Stadtkommandant Ralf Mittelbach von der Weinheimer Feuerwehr bezweifelt, dass sich das Gesetz im Rettungsalltag so einfach umsetzen lässt. „Wir können ja schlecht jemanden abstellen, der die Personalien der Gaffer notiert“, sagt Mittelbach. „Die Menschen sind nun mal neugierig und wollen wissen, was passiert ist. Und manchen ist gar nicht so richtig bewusst, dass er die Rettungsarbeiten behindert oder sich gar selbst in Gefahr bringt. Und manchmal bestrafen sie sich auch selbst – mit dem schrecklichen Anblick, der sich ihnen bietet.“ Sind Gaffer auch in Weinheim ein großes Problem? „Zum Glück ist es hier nicht die Masse“, sagt Mittelbach. Er könne sich im vergangenen Jahr an keinen Einsatz erinnern, bei dem seine Leute durch Gaffer behindert worden wären. Falsch geparkte Autos sind in Weinheim wohl eher ein Problem.
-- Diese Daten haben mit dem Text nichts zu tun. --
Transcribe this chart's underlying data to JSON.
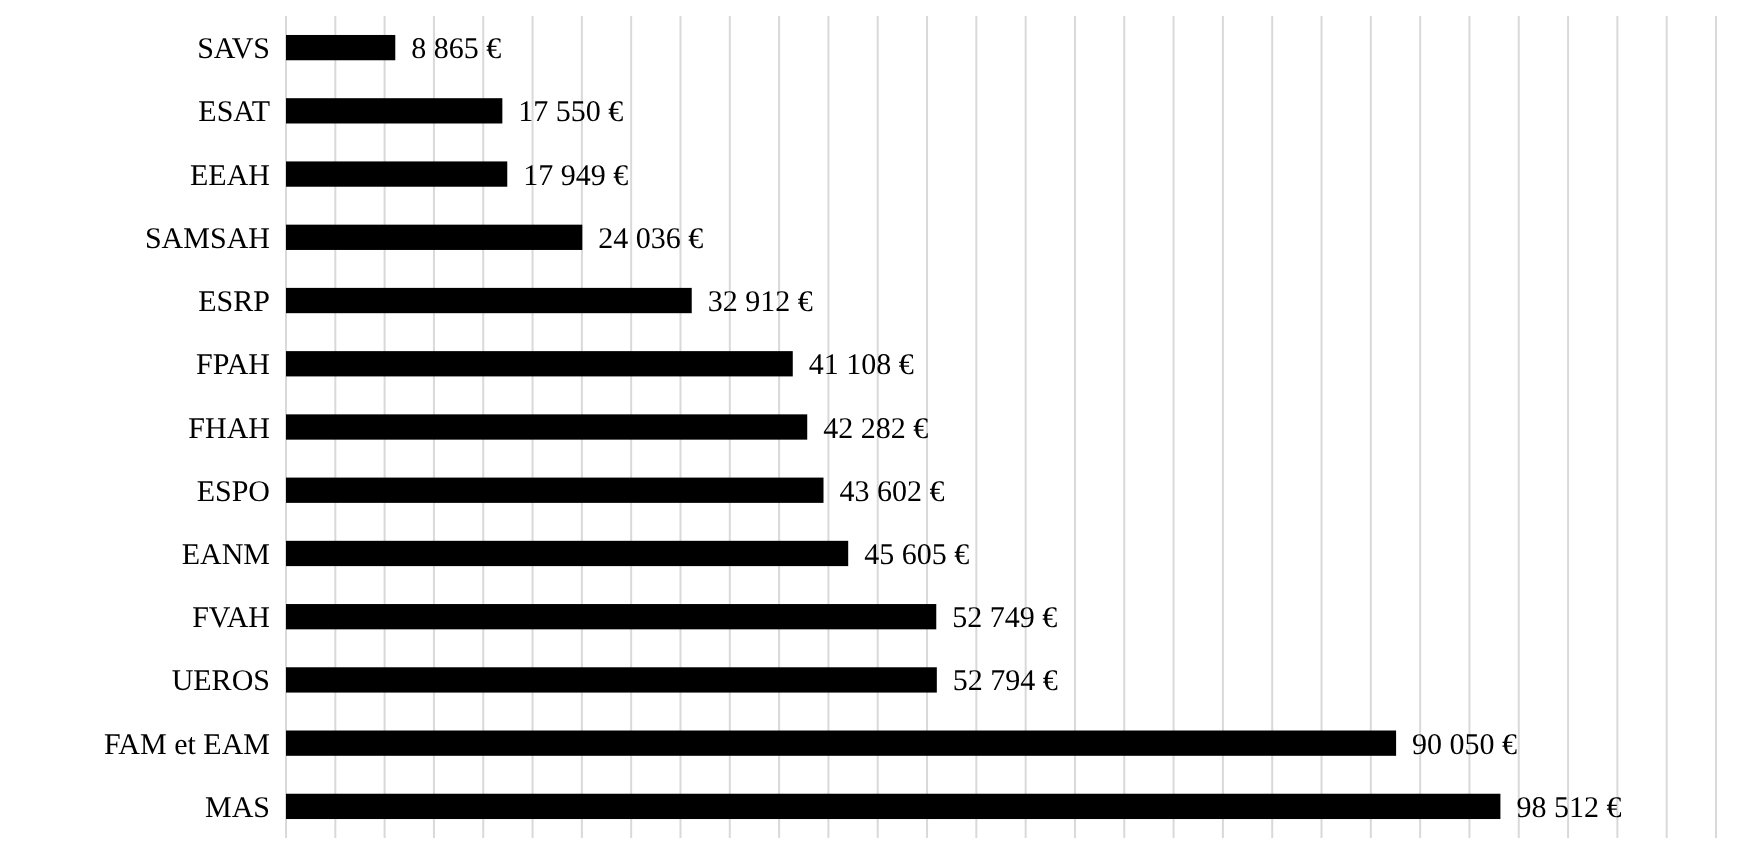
{
  "chart_data": {
    "type": "bar",
    "orientation": "horizontal",
    "categories": [
      "SAVS",
      "ESAT",
      "EEAH",
      "SAMSAH",
      "ESRP",
      "FPAH",
      "FHAH",
      "ESPO",
      "EANM",
      "FVAH",
      "UEROS",
      "FAM et EAM",
      "MAS"
    ],
    "values": [
      8865,
      17550,
      17949,
      24036,
      32912,
      41108,
      42282,
      43602,
      45605,
      52749,
      52794,
      90050,
      98512
    ],
    "value_labels": [
      "8 865 €",
      "17 550 €",
      "17 949 €",
      "24 036 €",
      "32 912 €",
      "41 108 €",
      "42 282 €",
      "43 602 €",
      "45 605 €",
      "52 749 €",
      "52 794 €",
      "90 050 €",
      "98 512 €"
    ],
    "color": "#000000",
    "xlim": [
      0,
      116000
    ],
    "xticks": [
      {
        "value": 0,
        "label": null
      },
      {
        "value": 4000,
        "label": null
      },
      {
        "value": 8000,
        "label": null
      },
      {
        "value": 12000,
        "label": null
      },
      {
        "value": 16000,
        "label": null
      },
      {
        "value": 20000,
        "label": null
      },
      {
        "value": 24000,
        "label": null
      },
      {
        "value": 28000,
        "label": null
      },
      {
        "value": 32000,
        "label": null
      },
      {
        "value": 36000,
        "label": null
      },
      {
        "value": 40000,
        "label": null
      },
      {
        "value": 44000,
        "label": null
      },
      {
        "value": 48000,
        "label": null
      },
      {
        "value": 52000,
        "label": null
      },
      {
        "value": 56000,
        "label": null
      },
      {
        "value": 60000,
        "label": null
      },
      {
        "value": 64000,
        "label": null
      },
      {
        "value": 68000,
        "label": null
      },
      {
        "value": 72000,
        "label": null
      },
      {
        "value": 76000,
        "label": null
      },
      {
        "value": 80000,
        "label": null
      },
      {
        "value": 84000,
        "label": null
      },
      {
        "value": 88000,
        "label": null
      },
      {
        "value": 92000,
        "label": null
      },
      {
        "value": 96000,
        "label": null
      },
      {
        "value": 100000,
        "label": null
      },
      {
        "value": 104000,
        "label": null
      },
      {
        "value": 108000,
        "label": null
      },
      {
        "value": 112000,
        "label": null
      },
      {
        "value": 116000,
        "label": null
      }
    ],
    "grid": "x",
    "tick_labels": "y"
  }
}
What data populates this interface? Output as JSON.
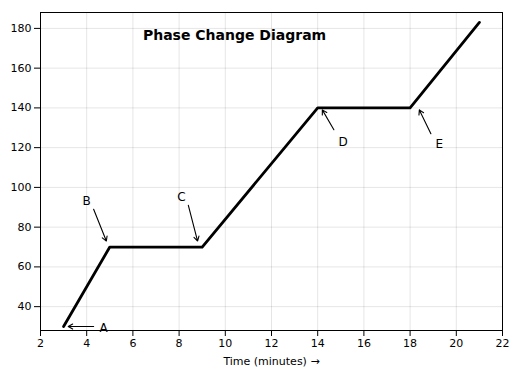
{
  "chart_data": {
    "type": "line",
    "title": "Phase Change Diagram",
    "xlabel": "Time (minutes)",
    "x": [
      3,
      5,
      9,
      14,
      18,
      21
    ],
    "values": [
      30,
      70,
      70,
      140,
      140,
      183
    ],
    "color": "#000000",
    "xlim": [
      2,
      22
    ],
    "ylim": [
      28,
      188
    ],
    "xticks": [
      2,
      4,
      6,
      8,
      10,
      12,
      14,
      16,
      18,
      20,
      22
    ],
    "yticks": [
      40,
      60,
      80,
      100,
      120,
      140,
      160,
      180
    ],
    "grid": true,
    "annotations": [
      {
        "text": "A",
        "x": 4.55,
        "y": 29,
        "arrow_start": [
          4.3,
          30
        ],
        "arrow_end": [
          3.2,
          30
        ]
      },
      {
        "text": "B",
        "x": 4.0,
        "y": 91,
        "arrow_start": [
          4.3,
          89
        ],
        "arrow_end": [
          4.85,
          73
        ]
      },
      {
        "text": "C",
        "x": 8.1,
        "y": 93,
        "arrow_start": [
          8.4,
          91
        ],
        "arrow_end": [
          8.8,
          73
        ]
      },
      {
        "text": "D",
        "x": 14.9,
        "y": 125,
        "arrow_start": [
          14.7,
          129
        ],
        "arrow_end": [
          14.2,
          139
        ]
      },
      {
        "text": "E",
        "x": 19.1,
        "y": 124,
        "arrow_start": [
          18.9,
          127
        ],
        "arrow_end": [
          18.4,
          139
        ]
      }
    ]
  }
}
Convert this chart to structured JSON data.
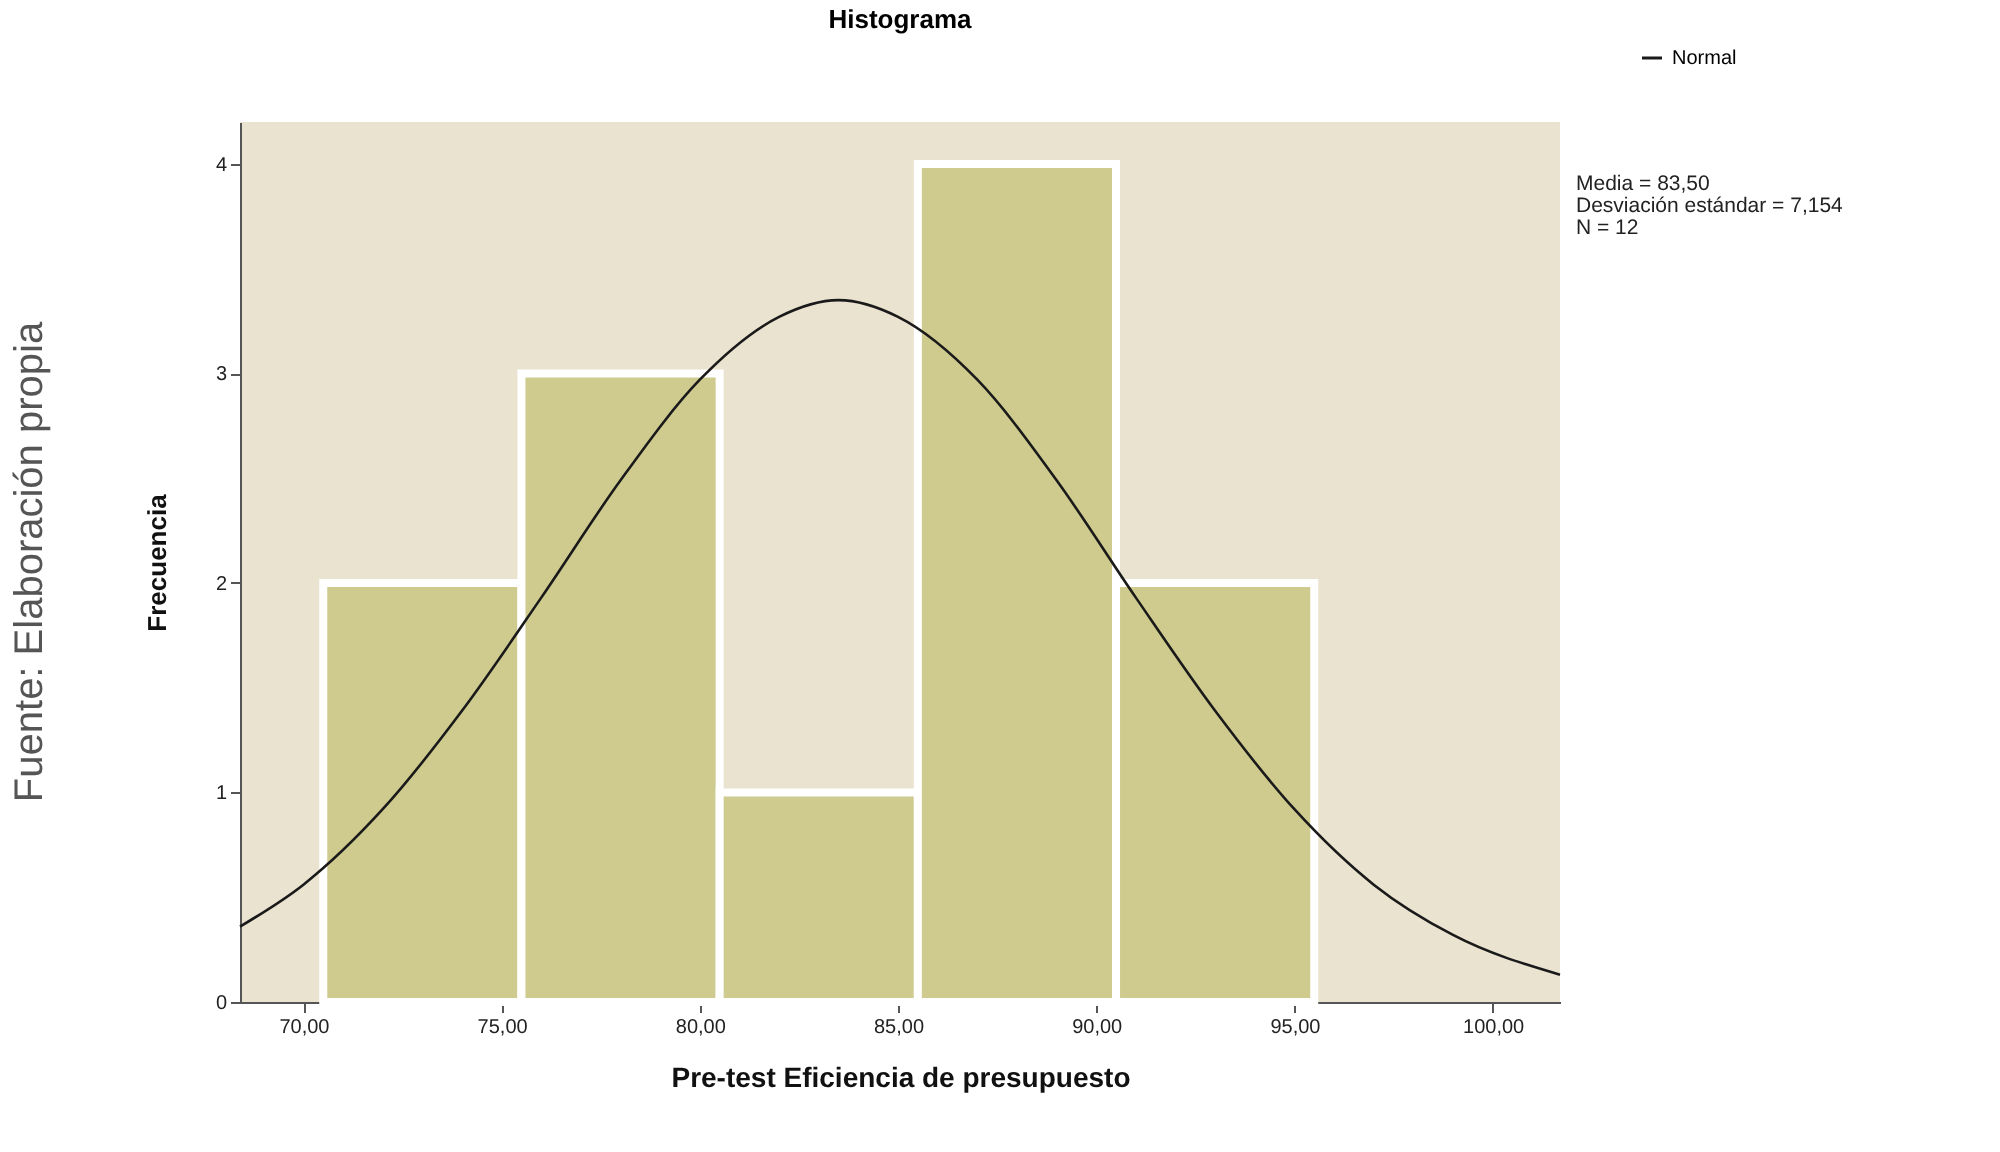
{
  "chart_data": {
    "type": "histogram",
    "title": "Histograma",
    "xlabel": "Pre-test Eficiencia de presupuesto",
    "ylabel": "Frecuencia",
    "bins": [
      70.5,
      75.5,
      80.5,
      85.5,
      90.5,
      95.5
    ],
    "values": [
      2,
      3,
      1,
      4,
      2
    ],
    "color": "#cfcb8f",
    "series": [
      {
        "name": "Normal",
        "type": "line",
        "color": "#1a1a1a",
        "x": [
          68.4,
          70,
          72,
          74,
          76,
          78,
          80,
          82,
          83.5,
          85,
          87,
          89,
          91,
          93,
          95,
          97,
          99,
          101.7
        ],
        "values": [
          0.36,
          0.56,
          0.92,
          1.39,
          1.93,
          2.49,
          2.97,
          3.27,
          3.35,
          3.27,
          2.97,
          2.49,
          1.93,
          1.39,
          0.92,
          0.56,
          0.32,
          0.13
        ]
      }
    ],
    "xlim": [
      68.4,
      101.7
    ],
    "ylim": [
      0,
      4.2
    ],
    "xticks": [
      {
        "value": 70,
        "label": "70,00"
      },
      {
        "value": 75,
        "label": "75,00"
      },
      {
        "value": 80,
        "label": "80,00"
      },
      {
        "value": 85,
        "label": "85,00"
      },
      {
        "value": 90,
        "label": "90,00"
      },
      {
        "value": 95,
        "label": "95,00"
      },
      {
        "value": 100,
        "label": "100,00"
      }
    ],
    "yticks": [
      0,
      1,
      2,
      3,
      4
    ],
    "grid": false,
    "legend": "top right",
    "annotations": [
      "Fuente: Elaboración propia",
      "Media = 83,50\nDesviación estándar = 7,154\nN = 12"
    ]
  }
}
Die Gewerkschaft der Polizei (GdP) unterstützt die Pläne. Der Mannheimer GdP-Chef Thomas Mohr sagt: „Das Vorgehen gegen neugierige Gaffer ist eine zusätzliche und unnötige Aufgabe für die Beamtinnen und Beamten, die vor allem das Retten von Menschenleben unterstützen.“

Der Mannheimer GdP-Chef verwies darauf, dass jetzt bereits unbelehrbare Schaulustige, die Rettungsarbeiten schwer behindern, mit Platzverweisen bis hin zu Strafen rechnen müssen. Mohr kann sich auch bei der Bestrafung zum Beispiel bei Fahrerlaubnisinhabern ein Fahrverbot bis hin zum Entzug der Fahrerlaubnis vorstellen, wenn sie als Schaulustige wiederholt auffallen und mit dem Handy fotografieren oder Videoaufnahmen machen. „Unsere Polizisten müssen immer wieder gegen Neugierige vorgehen, die die Arbeit der Einsatzkräfte behindern“, sagt er.

Wichtigste Aufgabe der Beamten zum Beispiel bei Unfällen sei vornehmlich, den Unfallort abzusperren, Menschen aus den Gefahrenzonen zu bergen, einen Tatort zu sichern. Die Polizei ist dabei auch pausenlos im Einsatz, um auch Rettungskräften vor Ort so den Rücken für ihre Maßnahmen freizuhalten. „Das wir uns dann auch dabei um die Gaffer kümmern müssen bindet mehr Einsatzkräfte und erschwert die Arbeit der Polizei bei ihren Maßnahmen zusätzlich“, so Mohr.

Auch das Deutsche Rote Kreuz kennt das Gaffer-Phänomen. Aber: „Wir sind der Meinung, dass Strafen nicht zielführend sind. Wir appellieren an den gesunden Menschenverstand und den Respekt gegenüber den Mitmenschen. Jeder sollte sich überlegen, dass er in eine Notlage kommen könnte und dann sicher nicht das Ziel von Schaulustigen sein möchte, die schlimmstenfalls auch noch die Rettungsarbeiten behindern. Es ist allerdings traurig, dass darüber nachgedacht werden muss gesetzliche Regelungen zu schaffen“, sagt Rettungsdienstleiter Andreas Schott vom DRK-Kreisverband Mannheim.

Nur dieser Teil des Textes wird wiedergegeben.